Chazelle's astonishing lack of insight extends to his treatment of Nellie, depicted as a rule-bending maverick before Chazelle brings the hammer down hard on her character. It's not enough for Nellie to bite the hand that feeds her. In customary fashion, Chazelle has her literally regurgitate her contempt in a way that Rob Reiner depicted much more effectively in “Stand by Me.” (One word: Lardass.) Because Nellie is mostly seen from Manny's perspective, first as the object of his unrequited affection and then as a studio liability, the character has her agency wrested away, until all we're left with is a damsel in distress on a one-note, barely developed downward spiral. Considering how completely Robbie throws herself into the role, this is probably the most obscene part of an obscenely terrible movie.

And, as a final slap in the face, Chazelle chooses to end his bodily fluid-drenched folly with a montage that celebrates what movies are capable of. It comes across as the handiwork of a film school student who wants his teachers to know that he knows his stuff, but let's set aside the sequence's incompetence for a second and focus on its placement in the movie. The filmmaker who crafted a musical that twisted himself into a pretzel to come across as effortless here spends three hours showing you how much a cesspool Hollywood was/is, then closes with a hooray-for-Hollywood tribute of sorts, implying that the disintegration of a person's integrity and the way this industry chews up and spits out talented people are all worth it in the end. Because the films will live on forever. Or something.

LEFT: Jovan Adepo in a scene from


LEFT: Jovan Adepo in a scene from "Babylon." RIGHT: Jean Smart in a scene from "Babylon." (Photo by Scotty Garfield/Paramount Pictures)
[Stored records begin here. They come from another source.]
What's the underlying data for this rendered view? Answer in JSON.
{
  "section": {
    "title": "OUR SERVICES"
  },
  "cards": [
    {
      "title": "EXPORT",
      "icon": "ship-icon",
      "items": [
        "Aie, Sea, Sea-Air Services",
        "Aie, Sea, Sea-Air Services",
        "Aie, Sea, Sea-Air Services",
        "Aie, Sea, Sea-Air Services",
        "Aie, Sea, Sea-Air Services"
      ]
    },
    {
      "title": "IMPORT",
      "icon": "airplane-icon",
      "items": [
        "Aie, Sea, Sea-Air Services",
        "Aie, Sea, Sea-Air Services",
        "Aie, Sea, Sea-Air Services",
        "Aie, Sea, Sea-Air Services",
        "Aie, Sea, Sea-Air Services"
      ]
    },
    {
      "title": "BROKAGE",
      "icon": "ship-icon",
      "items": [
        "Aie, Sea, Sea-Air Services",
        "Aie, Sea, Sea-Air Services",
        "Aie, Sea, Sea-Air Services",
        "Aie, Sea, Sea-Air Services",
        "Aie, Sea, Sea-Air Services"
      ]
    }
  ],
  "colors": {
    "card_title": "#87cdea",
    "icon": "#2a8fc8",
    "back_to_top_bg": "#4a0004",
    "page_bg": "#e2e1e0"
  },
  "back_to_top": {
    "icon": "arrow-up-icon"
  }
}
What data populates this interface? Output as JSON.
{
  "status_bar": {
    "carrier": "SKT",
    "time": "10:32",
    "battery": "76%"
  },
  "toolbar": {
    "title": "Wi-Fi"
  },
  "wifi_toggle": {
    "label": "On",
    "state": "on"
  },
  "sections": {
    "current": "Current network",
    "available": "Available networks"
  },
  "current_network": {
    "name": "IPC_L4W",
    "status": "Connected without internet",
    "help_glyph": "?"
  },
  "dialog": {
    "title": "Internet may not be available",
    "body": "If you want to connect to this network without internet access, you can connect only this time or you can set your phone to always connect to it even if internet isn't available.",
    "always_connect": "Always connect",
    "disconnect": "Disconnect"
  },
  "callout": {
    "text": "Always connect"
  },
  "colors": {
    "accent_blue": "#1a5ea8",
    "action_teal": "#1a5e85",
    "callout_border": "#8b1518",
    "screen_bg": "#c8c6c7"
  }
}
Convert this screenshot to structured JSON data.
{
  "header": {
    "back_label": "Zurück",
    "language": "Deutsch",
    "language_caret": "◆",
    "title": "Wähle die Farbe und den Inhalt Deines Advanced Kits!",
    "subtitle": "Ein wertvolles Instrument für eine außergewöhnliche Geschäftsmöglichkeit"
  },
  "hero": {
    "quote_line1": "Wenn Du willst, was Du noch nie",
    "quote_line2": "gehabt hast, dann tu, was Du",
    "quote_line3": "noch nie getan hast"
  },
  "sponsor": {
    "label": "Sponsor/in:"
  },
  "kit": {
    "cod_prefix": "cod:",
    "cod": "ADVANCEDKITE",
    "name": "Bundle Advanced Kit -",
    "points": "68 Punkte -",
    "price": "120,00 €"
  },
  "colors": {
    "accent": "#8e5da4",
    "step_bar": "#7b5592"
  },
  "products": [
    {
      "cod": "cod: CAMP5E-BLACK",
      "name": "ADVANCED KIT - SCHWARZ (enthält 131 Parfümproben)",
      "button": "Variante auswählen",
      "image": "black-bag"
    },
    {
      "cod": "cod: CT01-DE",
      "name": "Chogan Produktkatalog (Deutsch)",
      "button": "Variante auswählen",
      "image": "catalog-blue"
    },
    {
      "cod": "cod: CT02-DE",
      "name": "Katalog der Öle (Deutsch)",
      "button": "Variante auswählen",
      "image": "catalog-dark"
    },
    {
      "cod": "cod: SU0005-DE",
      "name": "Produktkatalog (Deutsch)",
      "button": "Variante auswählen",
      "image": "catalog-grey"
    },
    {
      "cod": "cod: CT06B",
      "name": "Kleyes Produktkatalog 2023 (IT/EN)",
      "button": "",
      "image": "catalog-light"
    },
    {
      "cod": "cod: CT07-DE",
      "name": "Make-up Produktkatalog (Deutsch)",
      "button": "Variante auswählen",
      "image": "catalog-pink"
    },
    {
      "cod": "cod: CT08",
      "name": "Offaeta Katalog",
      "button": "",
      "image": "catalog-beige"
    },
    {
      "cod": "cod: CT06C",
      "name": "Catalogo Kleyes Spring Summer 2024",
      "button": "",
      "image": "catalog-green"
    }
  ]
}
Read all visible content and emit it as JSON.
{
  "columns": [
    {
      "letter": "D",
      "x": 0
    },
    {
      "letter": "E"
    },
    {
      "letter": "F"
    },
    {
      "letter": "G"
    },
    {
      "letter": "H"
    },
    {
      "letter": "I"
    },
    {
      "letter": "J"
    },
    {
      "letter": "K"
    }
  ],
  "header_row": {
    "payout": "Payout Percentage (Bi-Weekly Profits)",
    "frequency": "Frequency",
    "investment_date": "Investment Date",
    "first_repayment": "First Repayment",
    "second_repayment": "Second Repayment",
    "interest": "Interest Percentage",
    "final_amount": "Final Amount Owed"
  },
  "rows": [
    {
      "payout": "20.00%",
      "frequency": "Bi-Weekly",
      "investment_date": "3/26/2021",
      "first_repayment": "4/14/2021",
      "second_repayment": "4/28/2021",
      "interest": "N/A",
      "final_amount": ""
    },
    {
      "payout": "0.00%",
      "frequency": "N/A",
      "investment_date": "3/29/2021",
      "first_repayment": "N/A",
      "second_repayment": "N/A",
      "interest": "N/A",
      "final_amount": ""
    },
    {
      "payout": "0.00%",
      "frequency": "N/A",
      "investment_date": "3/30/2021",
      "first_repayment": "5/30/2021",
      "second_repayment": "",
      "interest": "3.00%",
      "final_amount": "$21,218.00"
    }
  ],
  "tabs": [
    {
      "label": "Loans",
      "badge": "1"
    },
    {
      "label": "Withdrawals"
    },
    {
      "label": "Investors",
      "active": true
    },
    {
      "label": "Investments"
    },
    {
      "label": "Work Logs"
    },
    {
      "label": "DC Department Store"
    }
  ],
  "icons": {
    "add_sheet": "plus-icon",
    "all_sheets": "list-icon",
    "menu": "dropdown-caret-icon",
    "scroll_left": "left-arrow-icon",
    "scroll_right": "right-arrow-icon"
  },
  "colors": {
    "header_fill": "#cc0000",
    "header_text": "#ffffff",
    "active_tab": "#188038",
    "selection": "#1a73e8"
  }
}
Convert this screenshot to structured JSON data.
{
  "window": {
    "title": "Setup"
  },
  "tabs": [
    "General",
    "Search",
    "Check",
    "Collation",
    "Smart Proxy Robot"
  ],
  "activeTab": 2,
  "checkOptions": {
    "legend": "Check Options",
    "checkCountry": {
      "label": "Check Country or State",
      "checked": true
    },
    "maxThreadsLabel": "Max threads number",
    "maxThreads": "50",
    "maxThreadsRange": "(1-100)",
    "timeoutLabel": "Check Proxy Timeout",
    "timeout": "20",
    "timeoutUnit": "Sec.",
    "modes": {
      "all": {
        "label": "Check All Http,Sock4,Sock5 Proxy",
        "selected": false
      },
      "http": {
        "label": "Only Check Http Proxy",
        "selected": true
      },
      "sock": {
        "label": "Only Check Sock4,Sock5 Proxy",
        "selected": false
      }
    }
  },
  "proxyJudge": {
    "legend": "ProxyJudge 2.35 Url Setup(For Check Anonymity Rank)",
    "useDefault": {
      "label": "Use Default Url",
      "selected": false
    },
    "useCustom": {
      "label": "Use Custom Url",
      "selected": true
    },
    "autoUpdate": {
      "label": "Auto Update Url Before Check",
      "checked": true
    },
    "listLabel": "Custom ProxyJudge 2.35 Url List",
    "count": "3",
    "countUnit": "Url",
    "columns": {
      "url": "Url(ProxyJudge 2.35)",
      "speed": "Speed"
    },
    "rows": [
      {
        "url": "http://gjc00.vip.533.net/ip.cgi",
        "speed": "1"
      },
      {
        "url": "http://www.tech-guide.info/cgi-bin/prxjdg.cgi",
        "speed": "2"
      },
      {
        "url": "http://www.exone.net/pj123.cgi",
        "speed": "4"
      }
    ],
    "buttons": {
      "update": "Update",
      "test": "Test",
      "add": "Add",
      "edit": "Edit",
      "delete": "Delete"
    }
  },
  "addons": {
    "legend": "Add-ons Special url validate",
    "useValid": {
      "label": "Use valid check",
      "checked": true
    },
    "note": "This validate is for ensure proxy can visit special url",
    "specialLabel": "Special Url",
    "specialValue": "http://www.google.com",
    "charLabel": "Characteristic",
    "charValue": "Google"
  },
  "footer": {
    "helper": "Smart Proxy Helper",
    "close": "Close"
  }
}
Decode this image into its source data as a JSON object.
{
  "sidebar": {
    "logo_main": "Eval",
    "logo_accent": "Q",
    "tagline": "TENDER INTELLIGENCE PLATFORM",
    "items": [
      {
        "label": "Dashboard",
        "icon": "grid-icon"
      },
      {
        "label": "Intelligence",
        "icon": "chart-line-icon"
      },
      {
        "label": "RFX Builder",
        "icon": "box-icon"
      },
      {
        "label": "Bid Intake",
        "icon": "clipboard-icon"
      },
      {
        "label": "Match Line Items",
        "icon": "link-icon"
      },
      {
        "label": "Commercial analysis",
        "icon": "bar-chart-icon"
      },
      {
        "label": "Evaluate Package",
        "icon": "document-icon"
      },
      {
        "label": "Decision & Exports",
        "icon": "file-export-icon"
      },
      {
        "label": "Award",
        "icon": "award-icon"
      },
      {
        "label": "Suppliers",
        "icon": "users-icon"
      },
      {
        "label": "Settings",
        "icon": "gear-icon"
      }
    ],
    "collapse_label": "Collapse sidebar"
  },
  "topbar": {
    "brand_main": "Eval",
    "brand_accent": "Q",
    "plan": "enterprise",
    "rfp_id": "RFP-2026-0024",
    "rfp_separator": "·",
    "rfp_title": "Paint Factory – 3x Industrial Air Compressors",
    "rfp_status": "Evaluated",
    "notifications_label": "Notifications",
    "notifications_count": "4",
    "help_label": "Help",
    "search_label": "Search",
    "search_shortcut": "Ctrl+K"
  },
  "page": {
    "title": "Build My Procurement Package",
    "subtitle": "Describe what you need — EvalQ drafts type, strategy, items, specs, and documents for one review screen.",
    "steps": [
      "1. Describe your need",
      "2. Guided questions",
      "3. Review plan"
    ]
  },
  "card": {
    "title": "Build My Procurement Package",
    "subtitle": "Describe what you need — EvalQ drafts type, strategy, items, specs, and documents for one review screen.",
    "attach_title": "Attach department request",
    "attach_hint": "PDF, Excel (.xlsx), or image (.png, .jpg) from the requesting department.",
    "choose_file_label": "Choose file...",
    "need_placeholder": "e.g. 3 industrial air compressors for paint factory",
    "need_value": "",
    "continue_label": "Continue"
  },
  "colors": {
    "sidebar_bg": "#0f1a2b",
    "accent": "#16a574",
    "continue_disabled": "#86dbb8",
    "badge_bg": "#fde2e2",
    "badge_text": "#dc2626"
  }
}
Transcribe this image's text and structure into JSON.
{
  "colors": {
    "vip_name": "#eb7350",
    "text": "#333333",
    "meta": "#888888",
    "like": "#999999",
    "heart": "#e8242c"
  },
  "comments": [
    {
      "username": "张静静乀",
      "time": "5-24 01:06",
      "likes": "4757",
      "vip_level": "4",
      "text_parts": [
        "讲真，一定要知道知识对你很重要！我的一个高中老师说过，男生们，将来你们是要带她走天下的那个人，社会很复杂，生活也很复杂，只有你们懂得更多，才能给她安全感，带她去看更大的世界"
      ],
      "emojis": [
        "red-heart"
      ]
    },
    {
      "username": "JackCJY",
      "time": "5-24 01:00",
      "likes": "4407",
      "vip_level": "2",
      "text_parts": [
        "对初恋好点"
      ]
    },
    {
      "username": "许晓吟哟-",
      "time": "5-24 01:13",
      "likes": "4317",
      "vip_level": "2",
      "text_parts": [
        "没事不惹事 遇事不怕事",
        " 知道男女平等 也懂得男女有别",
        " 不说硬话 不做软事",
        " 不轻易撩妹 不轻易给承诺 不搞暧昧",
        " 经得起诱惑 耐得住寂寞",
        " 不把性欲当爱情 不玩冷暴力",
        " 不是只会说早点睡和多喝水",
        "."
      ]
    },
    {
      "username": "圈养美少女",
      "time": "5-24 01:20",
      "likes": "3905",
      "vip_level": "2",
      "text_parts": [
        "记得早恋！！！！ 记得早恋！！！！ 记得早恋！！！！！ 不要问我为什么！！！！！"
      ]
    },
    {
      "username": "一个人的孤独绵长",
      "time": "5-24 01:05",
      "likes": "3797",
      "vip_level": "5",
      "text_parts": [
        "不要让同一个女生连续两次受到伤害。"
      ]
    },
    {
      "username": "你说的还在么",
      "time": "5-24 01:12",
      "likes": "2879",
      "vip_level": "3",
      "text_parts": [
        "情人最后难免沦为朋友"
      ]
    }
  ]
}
Maybe the Golden Globe peeps (and more than a few Oscar voters) will lap up this swill, but after stumbling out of the theater, the word that came to my mind was “yucky.” (Also, “make it stoooop.”) “Babylon” is ugly inside and out, a blistering scab that shows us who Damien Chazelle is; the size of his ambition is diametrically opposed to how much he's grown. He's gotten high on his own fumes, and in the process has made, not only the worst film of 2022, but the most deplorable studio film I've seen in at least a decade. The feeling that you're covered in pachyderm doo-doo never really goes away.


“Babylon” is now playing across South Florida including Regal South Beach, Silverspot Cinema in downtown Miami, AMC Aventura and IPIC Theaters on North Miami Beach. A Premium Video On Demand release is expected soon. It is also expected to stream on Paramount Plus.